Sour coffee is the mirror image. Sharp, salty, empty, or aggressively sour means the water left too early with only the acidic front end. Grind finer so the water has more to grab, push the temperature up toward 200 to 205F, and give the brew more contact time. With pour-over, a slow, even pour and a proper bloom (a thirty to forty-five second pre-wet that lets trapped gas escape) buys you that time and evens out the extraction. With French press, sour usually means you pulled the plunger too soon; four minutes of steeping is the floor. If your coffee is both bitter and sour at the same time, that is the giveaway that the problem is not your settings at all. It is your grinder.
An uneven grind is the single most common reason home coffee tastes off, and it explains the maddening cup that is sharp and harsh in the same sip. A blade grinder chops beans into dust and boulders at once. The dust, the fines, over-extracts in seconds and goes bitter, while the boulders barely give up anything and stay sour. No amount of temperature or timing tinkering fixes a grind that is two coffees in one cup. A burr grinder crushes every particle to roughly the same size, so the whole bed extracts together and your adjustments finally do what they should. We wrote the full case for that upgrade in why a burr grinder fixes flat coffee, and the gear page lists what we recommend at each price. The grinder is also where specialty bars spend most heavily, which is why a cup at Sey Coffee in Bushwick tastes clean in a way a home blade grinder never matches.
Once the grind is even, two settings do most of the remaining work, and each has its own page. Grind size is the coarse-to-fine dial: French press wants coarse, pour-over medium, espresso fine, and our grind size chart by method gives the setting for each brewer. Strength is a separate lever, set by how much coffee you use per gram of water, the brew ratio. A weak, watery cup is not sour, it is just underdosed, and the coffee-to-water ratio guide sets the starting numbers. Keep ratio and grind apart in your head: ratio controls how strong, grind and temperature control whether it tastes bitter or sour.
Work through the cup in this order. First confirm the grind is even, which means a burr grinder. Then check the water, because temperature and mineral content both shift extraction; our guide to water for coffee covers the 195 to 205F window and why distilled water tastes flat. Then adjust grind size for bitter or sour, hold the ratio steady, and move one variable per brew. If you want the wider context behind all of this, the brewing fundamentals handbook is the place to start, and the techniques carry straight over to pour-over and espresso alike. Get the grind even and the water right, then let your tongue tell you which way to turn the dial.
Frequently asked
- Why is my coffee bitter?
- Bitter coffee is usually over-extracted: you pulled too much out of the grounds. The common causes are a grind that is too fine, water that is too hot, or a brew that ran too long. Grind a little coarser, drop the water a few degrees off the boil, or shorten the brew time and the bitterness eases.
- Why is my coffee sour?
- Sour coffee is usually under-extracted: you did not pull enough out of the grounds. The fixes are the opposite of the bitter ones. Grind finer, use hotter water closer to 200F, brew a little longer, or use slightly less water for the same coffee.

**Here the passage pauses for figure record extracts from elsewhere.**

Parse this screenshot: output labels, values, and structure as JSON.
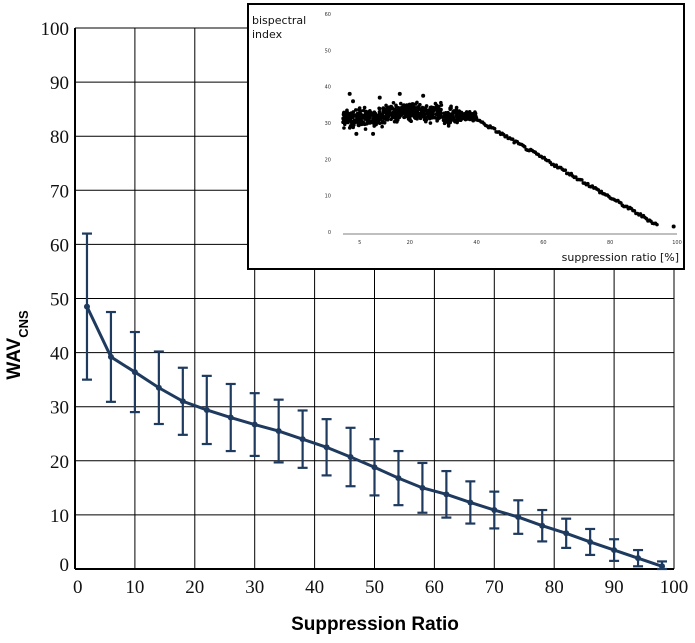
{
  "chart_data": [
    {
      "type": "line",
      "xlabel": "Suppression Ratio",
      "ylabel_main": "WAV",
      "ylabel_sub": "CNS",
      "xlim": [
        0,
        100
      ],
      "ylim": [
        0,
        100
      ],
      "xticks": [
        "0",
        "10",
        "20",
        "30",
        "40",
        "50",
        "60",
        "70",
        "80",
        "90",
        "100"
      ],
      "yticks": [
        "0",
        "10",
        "20",
        "30",
        "40",
        "50",
        "60",
        "70",
        "80",
        "90",
        "100"
      ],
      "grid": true,
      "color": "#1f3a5f",
      "series": [
        {
          "x": [
            2,
            6,
            10,
            14,
            18,
            22,
            26,
            30,
            34,
            38,
            42,
            46,
            50,
            54,
            58,
            62,
            66,
            70,
            74,
            78,
            82,
            86,
            90,
            94,
            98
          ],
          "y": [
            48.5,
            39.2,
            36.4,
            33.5,
            31.0,
            29.4,
            28.0,
            26.7,
            25.5,
            24.0,
            22.5,
            20.7,
            18.8,
            16.8,
            15.0,
            13.8,
            12.3,
            10.9,
            9.6,
            8.0,
            6.6,
            5.0,
            3.5,
            2.0,
            0.5
          ],
          "err": [
            13.5,
            8.3,
            7.4,
            6.7,
            6.2,
            6.3,
            6.2,
            5.8,
            5.8,
            5.3,
            5.2,
            5.4,
            5.2,
            5.0,
            4.6,
            4.3,
            3.9,
            3.4,
            3.1,
            2.9,
            2.7,
            2.4,
            2.0,
            1.5,
            0.9
          ]
        }
      ]
    },
    {
      "type": "scatter",
      "ylabel_lines": [
        "bispectral",
        "index"
      ],
      "xlabel": "suppression ratio [%]",
      "xlim": [
        0,
        100
      ],
      "ylim": [
        0,
        60
      ],
      "xticks": [
        "5",
        "20",
        "40",
        "60",
        "80",
        "100"
      ],
      "ytick_labels": [
        "0",
        "10",
        "20",
        "30",
        "40",
        "50",
        "60"
      ],
      "color": "#000000",
      "cluster": {
        "x_range": [
          0,
          40
        ],
        "y_center": 33,
        "y_spread": 3.5
      },
      "trend_line": {
        "x": [
          40,
          94
        ],
        "y": [
          31,
          2
        ]
      },
      "outliers": [
        [
          3,
          36
        ],
        [
          11,
          37
        ],
        [
          17,
          38
        ],
        [
          24,
          37.5
        ],
        [
          9,
          27
        ],
        [
          4,
          27
        ],
        [
          2,
          38
        ],
        [
          99,
          1.5
        ]
      ]
    }
  ]
}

- How do I know if my coffee is over-extracted or under-extracted?
- Taste for the dominant note. Harsh, dry, ashy, lingering bitterness points to over-extraction. Sharp, sour, thin, salty, or empty points to under-extraction. Change one variable at a time and taste again so you know which lever moved the cup.
- What is the single most common cause of bad-tasting coffee at home?
- An uneven grind. A blade grinder produces dust and chunks at the same time, so part of the cup over-extracts and part under-extracts, and you taste bitter and sour at once. A burr grinder is the fix that makes every other adjustment work.